Detained ex-immigrant returned to community after AFP arrest in Washington for violating curfew and ankle monitor

A former immigration detainee, freed after the High Court ruled that indefinite detention was unlawful, has been given a 12-month suspended sentence for violating the conditions of his release, including letting his GPS ankle monitor run out of battery.

Burundi-born Kimbengere Gosoge, 42, appeared in Perth Magistrates’ Court on Tuesday via video link from Hakea Prison, where he has been held since his arrest by the Australian Federal Police three weeks ago.

He was originally facing six charges, but four of the charges were stayed today.

Gosoge pleaded guilty to two offences: violating his curfew and failing to keep his ankle monitoring device in operation, which were among the conditions imposed on all former detainees who were released following the High Court ruling last year.

Perth Magistrates Court was told between April 26 and May 1 this year that he repeatedly breached a curfew requiring him to stay at a hotel in the Perth suburb of Guildford between 10pm and 6:00 hours.

Generic AFP Badge

Australian Federal Police arrested Gosage earlier this month.(Supplied)

His movements were tracked by the monitoring device he was supposed to wear, but its battery died and he was arrested and charged.

The court was told Gosoge and his brother had fled the African nation of Burundi in 2002 after their father was killed in the civil war.

He initially spent time in an immigration detention center, but after they were both released, his brother drowned on a beach.

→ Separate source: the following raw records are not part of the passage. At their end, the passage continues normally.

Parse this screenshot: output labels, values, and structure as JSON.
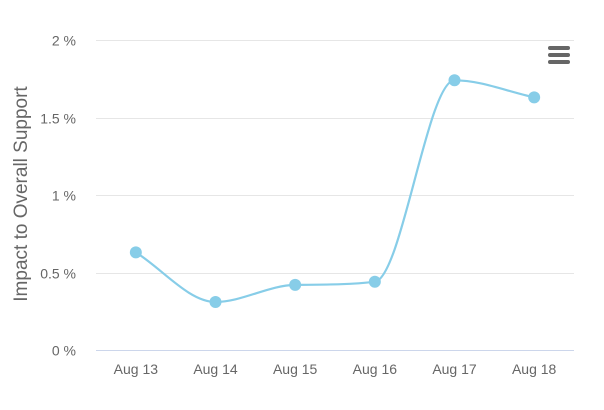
{
  "chart_data": {
    "type": "line",
    "smooth": true,
    "categories": [
      "Aug 13",
      "Aug 14",
      "Aug 15",
      "Aug 16",
      "Aug 17",
      "Aug 18"
    ],
    "series": [
      {
        "values": [
          0.63,
          0.31,
          0.42,
          0.44,
          1.74,
          1.63
        ],
        "color": "#87cde8"
      }
    ],
    "title": "",
    "xlabel": "",
    "ylabel": "Impact to Overall Support",
    "ylim": [
      0,
      2
    ],
    "yticks": [
      0,
      0.5,
      1,
      1.5,
      2
    ],
    "ytick_labels": [
      "0 %",
      "0.5 %",
      "1 %",
      "1.5 %",
      "2 %"
    ],
    "grid": true,
    "legend": "none"
  },
  "menu": {
    "icon": "hamburger-menu-icon"
  }
}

The court heard Gosoge had a long criminal record, including an 18-month jail term in 2008 and a conviction for stealing a motor vehicle in 2014.

That led to his visa being canceled on character grounds and him being returned to prison in 2017, where he remained for six years until the landmark High Court ruling late last year that saw the release of 149 detainees.

‘Irresponsible’ actions

His lawyer, Rhys Mola, told the court that when Gosoge was released following the High Court decision in November, he did not receive adequate support and one of the reasons he breached curfew was because he felt “unsafe.” and “isolated” in the hotel where he was. he was obliged to stay.

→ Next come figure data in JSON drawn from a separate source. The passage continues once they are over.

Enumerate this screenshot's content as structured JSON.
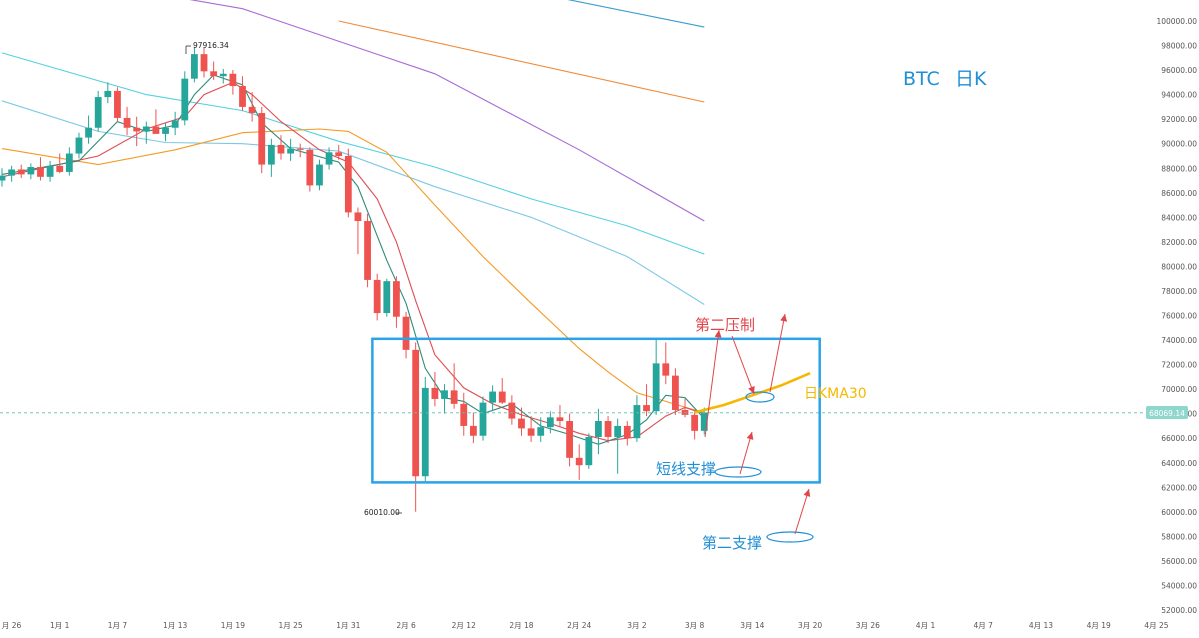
{
  "chart_data": {
    "type": "candlestick",
    "title": "BTC 日K",
    "title_parts": [
      "BTC",
      "日K"
    ],
    "y_ticks": [
      100000,
      98000,
      96000,
      94000,
      92000,
      90000,
      88000,
      86000,
      84000,
      82000,
      80000,
      78000,
      76000,
      74000,
      72000,
      70000,
      68000,
      66000,
      64000,
      62000,
      60000,
      58000,
      56000,
      54000,
      52000
    ],
    "y_tick_labels": [
      "100000.00",
      "98000.00",
      "96000.00",
      "94000.00",
      "92000.00",
      "90000.00",
      "88000.00",
      "86000.00",
      "84000.00",
      "82000.00",
      "80000.00",
      "78000.00",
      "76000.00",
      "74000.00",
      "72000.00",
      "70000.00",
      "68000.00",
      "66000.00",
      "64000.00",
      "62000.00",
      "60000.00",
      "58000.00",
      "56000.00",
      "54000.00",
      "52000.00"
    ],
    "x_ticks": [
      {
        "day": -4,
        "label": "月 26"
      },
      {
        "day": 1,
        "label": "1月 1"
      },
      {
        "day": 7,
        "label": "1月 7"
      },
      {
        "day": 13,
        "label": "1月 13"
      },
      {
        "day": 19,
        "label": "1月 19"
      },
      {
        "day": 25,
        "label": "1月 25"
      },
      {
        "day": 31,
        "label": "1月 31"
      },
      {
        "day": 37,
        "label": "2月 6"
      },
      {
        "day": 43,
        "label": "2月 12"
      },
      {
        "day": 49,
        "label": "2月 18"
      },
      {
        "day": 55,
        "label": "2月 24"
      },
      {
        "day": 61,
        "label": "3月 2"
      },
      {
        "day": 67,
        "label": "3月 8"
      },
      {
        "day": 73,
        "label": "3月 14"
      },
      {
        "day": 79,
        "label": "3月 20"
      },
      {
        "day": 85,
        "label": "3月 26"
      },
      {
        "day": 91,
        "label": "4月 1"
      },
      {
        "day": 97,
        "label": "4月 7"
      },
      {
        "day": 103,
        "label": "4月 13"
      },
      {
        "day": 109,
        "label": "4月 19"
      },
      {
        "day": 115,
        "label": "4月 25"
      }
    ],
    "candles": [
      {
        "day": -5,
        "o": 87000,
        "h": 88000,
        "l": 86500,
        "c": 87400
      },
      {
        "day": -4,
        "o": 87400,
        "h": 88200,
        "l": 86900,
        "c": 87900
      },
      {
        "day": -3,
        "o": 87900,
        "h": 88300,
        "l": 87200,
        "c": 87500
      },
      {
        "day": -2,
        "o": 87500,
        "h": 88400,
        "l": 87100,
        "c": 88100
      },
      {
        "day": -1,
        "o": 88100,
        "h": 88900,
        "l": 87000,
        "c": 87300
      },
      {
        "day": 0,
        "o": 87300,
        "h": 88600,
        "l": 86900,
        "c": 88200
      },
      {
        "day": 1,
        "o": 88200,
        "h": 89200,
        "l": 87600,
        "c": 87700
      },
      {
        "day": 2,
        "o": 87700,
        "h": 89700,
        "l": 87400,
        "c": 89200
      },
      {
        "day": 3,
        "o": 89200,
        "h": 90900,
        "l": 88800,
        "c": 90500
      },
      {
        "day": 4,
        "o": 90500,
        "h": 92300,
        "l": 90000,
        "c": 91300
      },
      {
        "day": 5,
        "o": 91300,
        "h": 94300,
        "l": 91000,
        "c": 93800
      },
      {
        "day": 6,
        "o": 93800,
        "h": 95000,
        "l": 93300,
        "c": 94300
      },
      {
        "day": 7,
        "o": 94300,
        "h": 94600,
        "l": 91800,
        "c": 92100
      },
      {
        "day": 8,
        "o": 92100,
        "h": 93000,
        "l": 90700,
        "c": 91300
      },
      {
        "day": 9,
        "o": 91300,
        "h": 92200,
        "l": 89800,
        "c": 91000
      },
      {
        "day": 10,
        "o": 91000,
        "h": 91800,
        "l": 90000,
        "c": 91400
      },
      {
        "day": 11,
        "o": 91400,
        "h": 92800,
        "l": 91000,
        "c": 90800
      },
      {
        "day": 12,
        "o": 90800,
        "h": 91700,
        "l": 90200,
        "c": 91300
      },
      {
        "day": 13,
        "o": 91300,
        "h": 92600,
        "l": 90700,
        "c": 91900
      },
      {
        "day": 14,
        "o": 91900,
        "h": 95900,
        "l": 91500,
        "c": 95300
      },
      {
        "day": 15,
        "o": 95300,
        "h": 97900,
        "l": 95000,
        "c": 97300
      },
      {
        "day": 16,
        "o": 97300,
        "h": 97800,
        "l": 95400,
        "c": 95900
      },
      {
        "day": 17,
        "o": 95900,
        "h": 96700,
        "l": 95200,
        "c": 95500
      },
      {
        "day": 18,
        "o": 95500,
        "h": 96100,
        "l": 94900,
        "c": 95700
      },
      {
        "day": 19,
        "o": 95700,
        "h": 96000,
        "l": 94000,
        "c": 94700
      },
      {
        "day": 20,
        "o": 94700,
        "h": 95500,
        "l": 92700,
        "c": 93000
      },
      {
        "day": 21,
        "o": 93000,
        "h": 94200,
        "l": 91800,
        "c": 92500
      },
      {
        "day": 22,
        "o": 92500,
        "h": 93000,
        "l": 87600,
        "c": 88300
      },
      {
        "day": 23,
        "o": 88300,
        "h": 90400,
        "l": 87300,
        "c": 89900
      },
      {
        "day": 24,
        "o": 89900,
        "h": 90700,
        "l": 88700,
        "c": 89200
      },
      {
        "day": 25,
        "o": 89200,
        "h": 90400,
        "l": 88600,
        "c": 89600
      },
      {
        "day": 26,
        "o": 89600,
        "h": 90000,
        "l": 88900,
        "c": 89500
      },
      {
        "day": 27,
        "o": 89500,
        "h": 89700,
        "l": 86100,
        "c": 86600
      },
      {
        "day": 28,
        "o": 86600,
        "h": 88700,
        "l": 86200,
        "c": 88300
      },
      {
        "day": 29,
        "o": 88300,
        "h": 89700,
        "l": 87900,
        "c": 89300
      },
      {
        "day": 30,
        "o": 89300,
        "h": 89900,
        "l": 88700,
        "c": 89000
      },
      {
        "day": 31,
        "o": 89000,
        "h": 89600,
        "l": 84000,
        "c": 84400
      },
      {
        "day": 32,
        "o": 84400,
        "h": 84800,
        "l": 81000,
        "c": 83700
      },
      {
        "day": 33,
        "o": 83700,
        "h": 84300,
        "l": 78300,
        "c": 78900
      },
      {
        "day": 34,
        "o": 78900,
        "h": 79400,
        "l": 75600,
        "c": 76200
      },
      {
        "day": 35,
        "o": 76200,
        "h": 79000,
        "l": 75900,
        "c": 78800
      },
      {
        "day": 36,
        "o": 78800,
        "h": 79200,
        "l": 75000,
        "c": 75900
      },
      {
        "day": 37,
        "o": 75900,
        "h": 76300,
        "l": 72500,
        "c": 73200
      },
      {
        "day": 38,
        "o": 73200,
        "h": 73800,
        "l": 60010,
        "c": 62900
      },
      {
        "day": 39,
        "o": 62900,
        "h": 71000,
        "l": 62500,
        "c": 70100
      },
      {
        "day": 40,
        "o": 70100,
        "h": 71400,
        "l": 68600,
        "c": 69200
      },
      {
        "day": 41,
        "o": 69200,
        "h": 70400,
        "l": 68000,
        "c": 69900
      },
      {
        "day": 42,
        "o": 69900,
        "h": 72100,
        "l": 68400,
        "c": 68800
      },
      {
        "day": 43,
        "o": 68800,
        "h": 69700,
        "l": 66200,
        "c": 67000
      },
      {
        "day": 44,
        "o": 67000,
        "h": 68100,
        "l": 65600,
        "c": 66200
      },
      {
        "day": 45,
        "o": 66200,
        "h": 69400,
        "l": 65800,
        "c": 68900
      },
      {
        "day": 46,
        "o": 68900,
        "h": 70300,
        "l": 68300,
        "c": 69800
      },
      {
        "day": 47,
        "o": 69800,
        "h": 70900,
        "l": 68800,
        "c": 68900
      },
      {
        "day": 48,
        "o": 68900,
        "h": 69500,
        "l": 67100,
        "c": 67600
      },
      {
        "day": 49,
        "o": 67600,
        "h": 68500,
        "l": 66200,
        "c": 66800
      },
      {
        "day": 50,
        "o": 66800,
        "h": 67800,
        "l": 65700,
        "c": 66200
      },
      {
        "day": 51,
        "o": 66200,
        "h": 67700,
        "l": 65700,
        "c": 66900
      },
      {
        "day": 52,
        "o": 66900,
        "h": 68200,
        "l": 66400,
        "c": 67700
      },
      {
        "day": 53,
        "o": 67700,
        "h": 68700,
        "l": 66900,
        "c": 67400
      },
      {
        "day": 54,
        "o": 67400,
        "h": 68000,
        "l": 63700,
        "c": 64400
      },
      {
        "day": 55,
        "o": 64400,
        "h": 65500,
        "l": 62600,
        "c": 63800
      },
      {
        "day": 56,
        "o": 63800,
        "h": 66400,
        "l": 63500,
        "c": 66100
      },
      {
        "day": 57,
        "o": 66100,
        "h": 68400,
        "l": 64700,
        "c": 67400
      },
      {
        "day": 58,
        "o": 67400,
        "h": 67800,
        "l": 65600,
        "c": 66100
      },
      {
        "day": 59,
        "o": 66100,
        "h": 67600,
        "l": 63100,
        "c": 67000
      },
      {
        "day": 60,
        "o": 67000,
        "h": 67400,
        "l": 65400,
        "c": 66000
      },
      {
        "day": 61,
        "o": 66000,
        "h": 69500,
        "l": 65700,
        "c": 68700
      },
      {
        "day": 62,
        "o": 68700,
        "h": 70400,
        "l": 67800,
        "c": 68200
      },
      {
        "day": 63,
        "o": 68200,
        "h": 74000,
        "l": 67900,
        "c": 72100
      },
      {
        "day": 64,
        "o": 72100,
        "h": 73800,
        "l": 70400,
        "c": 71100
      },
      {
        "day": 65,
        "o": 71100,
        "h": 71700,
        "l": 67900,
        "c": 68300
      },
      {
        "day": 66,
        "o": 68300,
        "h": 69200,
        "l": 67700,
        "c": 67900
      },
      {
        "day": 67,
        "o": 67900,
        "h": 68200,
        "l": 65900,
        "c": 66600
      },
      {
        "day": 68,
        "o": 66600,
        "h": 68500,
        "l": 66300,
        "c": 68100
      }
    ],
    "ma_lines": [
      {
        "color": "#3a9bd1",
        "points": [
          [
            15,
            107900
          ],
          [
            68,
            99500
          ]
        ]
      },
      {
        "color": "#f08b3a",
        "points": [
          [
            30,
            100000
          ],
          [
            68,
            93400
          ]
        ]
      },
      {
        "color": "#a66bd5",
        "points": [
          [
            -2,
            104000
          ],
          [
            20,
            101000
          ],
          [
            40,
            95700
          ],
          [
            55,
            89500
          ],
          [
            68,
            83700
          ]
        ]
      },
      {
        "color": "#54d1e0",
        "points": [
          [
            -5,
            97400
          ],
          [
            10,
            94000
          ],
          [
            20,
            92700
          ],
          [
            30,
            90200
          ],
          [
            40,
            88100
          ],
          [
            50,
            85500
          ],
          [
            60,
            83300
          ],
          [
            68,
            81000
          ]
        ]
      },
      {
        "color": "#7ec8e6",
        "points": [
          [
            -5,
            93500
          ],
          [
            5,
            91000
          ],
          [
            12,
            90100
          ],
          [
            20,
            90000
          ],
          [
            30,
            89400
          ],
          [
            40,
            86500
          ],
          [
            50,
            84000
          ],
          [
            60,
            80800
          ],
          [
            68,
            76900
          ]
        ]
      },
      {
        "color": "#f59a23",
        "points": [
          [
            -5,
            89600
          ],
          [
            5,
            88300
          ],
          [
            13,
            89500
          ],
          [
            20,
            90900
          ],
          [
            28,
            91200
          ],
          [
            31,
            91000
          ],
          [
            35,
            89300
          ],
          [
            40,
            85000
          ],
          [
            45,
            80800
          ],
          [
            50,
            77000
          ],
          [
            55,
            73300
          ],
          [
            58,
            71400
          ],
          [
            61,
            69700
          ],
          [
            64,
            69000
          ],
          [
            67,
            68300
          ],
          [
            68,
            68100
          ]
        ]
      },
      {
        "color": "#e04b50",
        "points": [
          [
            -5,
            87300
          ],
          [
            5,
            89000
          ],
          [
            10,
            91200
          ],
          [
            14,
            92200
          ],
          [
            16,
            94000
          ],
          [
            19,
            95000
          ],
          [
            21,
            94000
          ],
          [
            24,
            91800
          ],
          [
            28,
            89500
          ],
          [
            31,
            88500
          ],
          [
            34,
            85500
          ],
          [
            36,
            82000
          ],
          [
            38,
            77200
          ],
          [
            40,
            72800
          ],
          [
            43,
            70100
          ],
          [
            46,
            68800
          ],
          [
            49,
            67900
          ],
          [
            52,
            67200
          ],
          [
            55,
            66400
          ],
          [
            58,
            65800
          ],
          [
            61,
            66100
          ],
          [
            64,
            67800
          ],
          [
            66,
            68500
          ],
          [
            68,
            68000
          ]
        ]
      },
      {
        "color": "#2e8b77",
        "points": [
          [
            -5,
            87500
          ],
          [
            3,
            88600
          ],
          [
            7,
            91800
          ],
          [
            10,
            91000
          ],
          [
            13,
            91500
          ],
          [
            15,
            94000
          ],
          [
            17,
            95600
          ],
          [
            20,
            94800
          ],
          [
            22,
            91700
          ],
          [
            25,
            89600
          ],
          [
            30,
            88500
          ],
          [
            32,
            86500
          ],
          [
            35,
            80500
          ],
          [
            37,
            77000
          ],
          [
            39,
            71700
          ],
          [
            41,
            69300
          ],
          [
            43,
            69000
          ],
          [
            45,
            68000
          ],
          [
            48,
            68800
          ],
          [
            51,
            67000
          ],
          [
            54,
            66300
          ],
          [
            57,
            65500
          ],
          [
            60,
            66300
          ],
          [
            62,
            67500
          ],
          [
            64,
            69500
          ],
          [
            66,
            69300
          ],
          [
            68,
            67600
          ]
        ]
      }
    ],
    "ma30_projection": [
      [
        67,
        68100
      ],
      [
        70,
        68700
      ],
      [
        73,
        69500
      ],
      [
        76,
        70300
      ],
      [
        79,
        71300
      ]
    ],
    "current_price": 68069.14,
    "current_price_label": "68069.14",
    "high_label": "97916.34",
    "low_label": "60010.00",
    "range_box": {
      "day_from": 33.5,
      "day_to": 80,
      "top": 74100,
      "bottom": 62400
    },
    "annotations": {
      "resist_label": "第二压制",
      "short_support_label": "短线支撑",
      "second_support_label": "第二支撑",
      "ma30_label": "日KMA30"
    },
    "colors": {
      "up": "#26a69a",
      "down": "#ef5350",
      "box": "#2aa3e8",
      "note_red": "#e0454a",
      "note_blue": "#1f8fd6",
      "ma30": "#f5b800",
      "title": "#1f8fd6"
    }
  }
}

Mola said that at the time of his arrest, Gosoge was working with Mercy Care to try to find alternative accommodation where he would feel safer.

However, Mola said Gosoge found it difficult to explain his situation to the Department of Home Affairs.

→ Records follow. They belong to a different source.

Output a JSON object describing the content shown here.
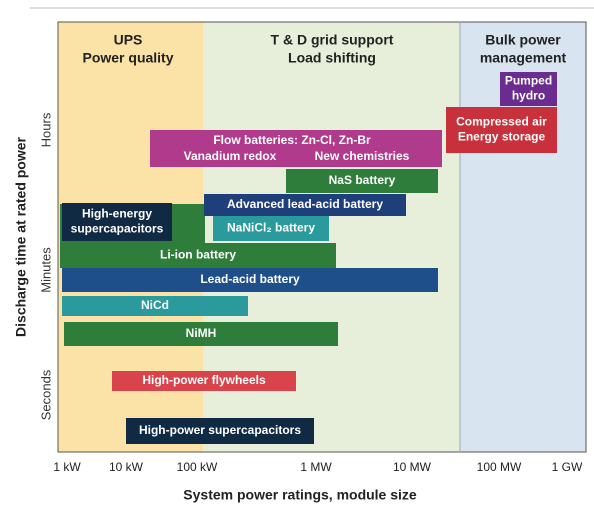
{
  "regions": [
    {
      "lines": [
        "UPS",
        "Power quality"
      ]
    },
    {
      "lines": [
        "T & D grid support",
        "Load shifting"
      ]
    },
    {
      "lines": [
        "Bulk power",
        "management"
      ]
    }
  ],
  "y_axis": {
    "title": "Discharge time at rated power",
    "labels": [
      "Hours",
      "Minutes",
      "Seconds"
    ]
  },
  "x_axis": {
    "title": "System power ratings, module size",
    "labels": [
      "1 kW",
      "10 kW",
      "100 kW",
      "1 MW",
      "10 MW",
      "100 MW",
      "1 GW"
    ]
  },
  "boxes": [
    {
      "lines": [
        "Pumped",
        "hydro"
      ]
    },
    {
      "lines": [
        "Compressed air",
        "Energy storage"
      ]
    },
    {
      "lines": [
        "Flow batteries: Zn-Cl, Zn-Br",
        "Vanadium redox",
        "New chemistries"
      ]
    },
    {
      "lines": [
        "NaS battery"
      ]
    },
    {
      "lines": [
        "Advanced lead-acid battery"
      ]
    },
    {
      "lines": [
        "Li-ion battery"
      ]
    },
    {
      "lines": [
        "High-energy",
        "supercapacitors"
      ]
    },
    {
      "lines": [
        "NaNiCl₂ battery"
      ]
    },
    {
      "lines": [
        "Lead-acid battery"
      ]
    },
    {
      "lines": [
        "NiCd"
      ]
    },
    {
      "lines": [
        "NiMH"
      ]
    },
    {
      "lines": [
        "High-power flywheels"
      ]
    },
    {
      "lines": [
        "High-power supercapacitors"
      ]
    }
  ]
}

View of the High Court of Australia sign in Canberra.

Late last year, the High Court ruled that indefinite detention was unlawful.(AAP: Mick Tsikas)

He called his client’s actions “irresponsible.”

“He did not demonstrate complete disregard for the monitoring conditions… he was not acting nefariously,” Mola said.

‘Draconian’ conditions

Mola said his client’s electronic monitoring was “inherently punitive” and claimed that the laws Gosege was subject to had “demonized a minority group of people like no other.”

He said not all of the detained former immigrants were rapists, pedophiles, armed robbers or serial fraudsters, nor did they have psychological deficits, and maintained that they were being subjected to “draconian punishment” imposed by the executive arm of the government.

Mola said his client had spent six years in “oppressive” detention, during which he was “switched” between Christmas Island, Villawood in New South Wales and Yongah Hill in Western Australia.

The court was told that the offenses to which the 42-year-old pleaded guilty carry prison sentences of 12 months.

But Mola argued that it would be reasonable for Gosoge to be released on good behavior bail.

Magistrate Robert Young said Gosoge had a “long history of offending in WA”.

Signage on the side of the Central Court of Justice building in Perth during the day.

Perth Magistrates Court was told Gosage had not felt safe at the hotel where he was due to stay.(ABC News: Keane Bourke)

He said that while the former detainee may have felt unsafe where he resided, it was not up to an individual to “decide for themselves whether a location is suitable… and leave whenever they wish.”

“The defendant convinced himself that there was no real harm in breaking the curfew,” Mr Young said.

“These conditions are for the safety of the community (and) to inspire confidence in the community.”

Magistrate Young sentenced Gosoge to 12 months in jail, but said that, taking into account mitigating factors and the orders he was subject to as part of his release from immigration detention, he could be released immediately on a good bail bond. conduct of two years, meaning he does not have to spend any more time in custody.

Speaking directly to Gosoge, he told him he would be subject to the same conditions (curfew and ankle checks) for another 12 months.

He also warned the former detainee that another similar crime would result in the lack of bail and the fulfillment of the preventive detention sentence.

Gosoge spoke only to acknowledge both statements.